Dépistage de l’Alzheimer : fichez-nous la paix

par Pascal GILBERT
mardi 22 avril 2008

La chasse au malade qui s’ignore est commencée. Dépister l’Alzheimer ? On marche sur la tête et ce n’est pas ainsi que l’on va améliorer son fonctionnement.

La presse écrite, internet, bruissent de la nécessité impérieuse de poser précocement le diagnostic de maladie d’Alzheimer (MA) voire de celle de chercher à la dépister.

Les chercheurs s’y mettent : "Les nouveaux critères diagnostiques proposés permettraient de reconnaître la maladie trois à quatre ans plus tôt qu’actuellement" disait le Pr Dubois sur France-Info en juillet 2007. Il continue à prôner le diagnostic précoce dans un des derniers FigMag et dans le n° 26 (mars-avril 2008) de Cerveau et psycho.

Alors, cool, revenons à nos basiques et regardons le principal critère auquel doit répondre une maladie que l’on cherche à dépister précocement : elle doit avoir un traitement.

Et c’est là que le bât blesse : à ce jour l’efficacité des traitements est extrêmement limitée. Les médicaments spécifiques de la maladie ne retardent l’évolution que de quelques mois et, encore, pas chez tous les patients. Le Pr Dubois l’admet implicitement quand il déclare : "Dans les années qui viennent, dans les mois peut-être même, on va avoir des médicaments qui devraient ralentir le processus de la maladie". Alors attendons, non ? A mon sens, proposer dès aujourd’hui le dépistage au nom d’un avenir qui pourrait être favorable est rendre un bien mauvais service à son patient. Primum non nocere semble avoir été effacé du fronton des facultés.

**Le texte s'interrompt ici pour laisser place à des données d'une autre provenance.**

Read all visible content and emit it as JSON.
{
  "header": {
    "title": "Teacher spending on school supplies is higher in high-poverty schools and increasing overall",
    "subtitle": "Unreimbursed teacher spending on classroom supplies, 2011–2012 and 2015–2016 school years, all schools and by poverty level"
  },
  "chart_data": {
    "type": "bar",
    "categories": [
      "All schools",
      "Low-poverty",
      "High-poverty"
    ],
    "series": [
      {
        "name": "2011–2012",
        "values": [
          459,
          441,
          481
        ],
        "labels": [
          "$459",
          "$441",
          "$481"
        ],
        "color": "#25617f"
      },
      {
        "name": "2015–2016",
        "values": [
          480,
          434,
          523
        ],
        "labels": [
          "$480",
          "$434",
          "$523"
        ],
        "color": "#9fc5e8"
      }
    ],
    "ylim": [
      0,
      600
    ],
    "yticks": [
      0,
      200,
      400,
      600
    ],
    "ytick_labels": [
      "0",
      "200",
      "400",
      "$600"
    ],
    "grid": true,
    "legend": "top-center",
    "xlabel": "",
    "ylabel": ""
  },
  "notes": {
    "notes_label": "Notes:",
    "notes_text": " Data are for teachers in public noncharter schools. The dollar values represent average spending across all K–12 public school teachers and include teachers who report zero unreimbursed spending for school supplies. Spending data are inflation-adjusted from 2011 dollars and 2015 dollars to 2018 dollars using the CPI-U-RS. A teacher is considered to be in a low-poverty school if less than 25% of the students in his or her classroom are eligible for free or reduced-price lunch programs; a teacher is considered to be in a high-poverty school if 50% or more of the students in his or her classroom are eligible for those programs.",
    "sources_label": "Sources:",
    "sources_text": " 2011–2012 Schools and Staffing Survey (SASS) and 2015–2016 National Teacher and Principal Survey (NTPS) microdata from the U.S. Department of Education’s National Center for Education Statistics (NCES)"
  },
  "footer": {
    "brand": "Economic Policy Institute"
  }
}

Durant mon exercice, j’ai vu certains de mes patients se dégrader, oublier leurs clés puis la date, puis fuguer, devenir agressifs, démentir, épuisant leur entourage. Enfermés de plus en plus profondément dans une prison psychique terrifiante. Et c’est la preuve de cet avenir que vous venez, Messieurs les diagnostiqueurs précoces, proposer ? Vous venez offrir aux vieux, et aux moins vieux, les moyens d’avoir la joie de se savoir promis à l’agonie psychique, sans la moindre certitude thérapeutique tangible.

Merci, sans moi, je préfère vivre ces trois ou quatre ans dans l’ignorance, pestant simplement contre les lacunes qui émaillent mon vieillissement.